Clinical Trial Details
— Status: Completed
Administrative data
NCT number |
NCT06409104 |
Other study ID # |
MS-211-2023 |
Secondary ID |
|
Status |
Completed |
Phase |
N/A
|
First received |
|
Last updated |
|
Start date |
September 1, 2023 |
Est. completion date |
February 1, 2024 |
Study information
Verified date |
May 2024 |
Source |
National Cancer Institute, Egypt |
Contact |
n/a |
Is FDA regulated |
No |
Health authority |
|
Study type |
Interventional
|
Clinical Trial Summary
The aim of this study is to compare the efficacy and safety of propofol and dexmedetomidine
during ERCP regarding hemodynamic, respiratory, sedative and cognitive functions.
Description:
Endoscopic retrograde cholangiopancreatography (ERCP) plays a crucial role in the diagnosis
and treatment of pancreaticobiliary pathologies, and its use has increased in recent years.

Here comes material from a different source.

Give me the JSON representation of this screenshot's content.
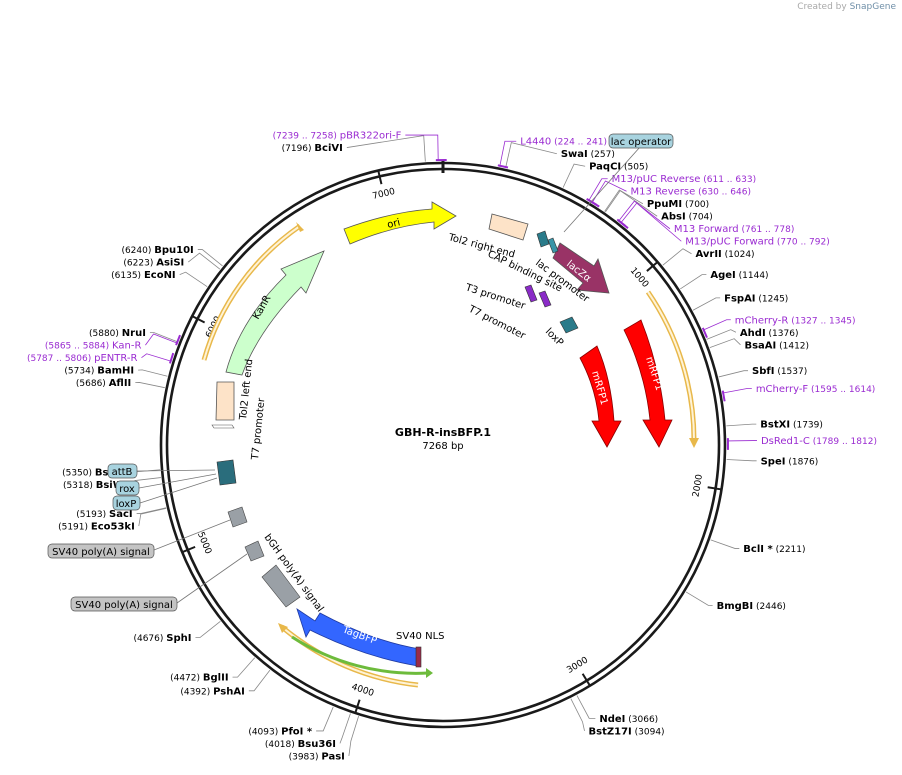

The procedure lasts from 30 to 60 position. Patients usually cannot tolerate the procedure
because of pain, uncomfortable position, fear, and nausea without adequate sedation;
therefore, ERCP is generally performed under moderate to deep sedation or even GA. ERCP under
general anesthesia has several limitations. The procedure is often prolonged due to extra
time required for patient preparation, induction of anesthesia, tracheal intubation, and
recovery. In addition, the cost per procedure is higher. Deep sedation, on the other hand, is
an alternative that is used by specific centers under anesthesiologist supervision instead of
general anesthesia. Deep sedation has the advantage of offering the extra time required for
general anesthesia and better procedure conditions in relation to conscious sedation.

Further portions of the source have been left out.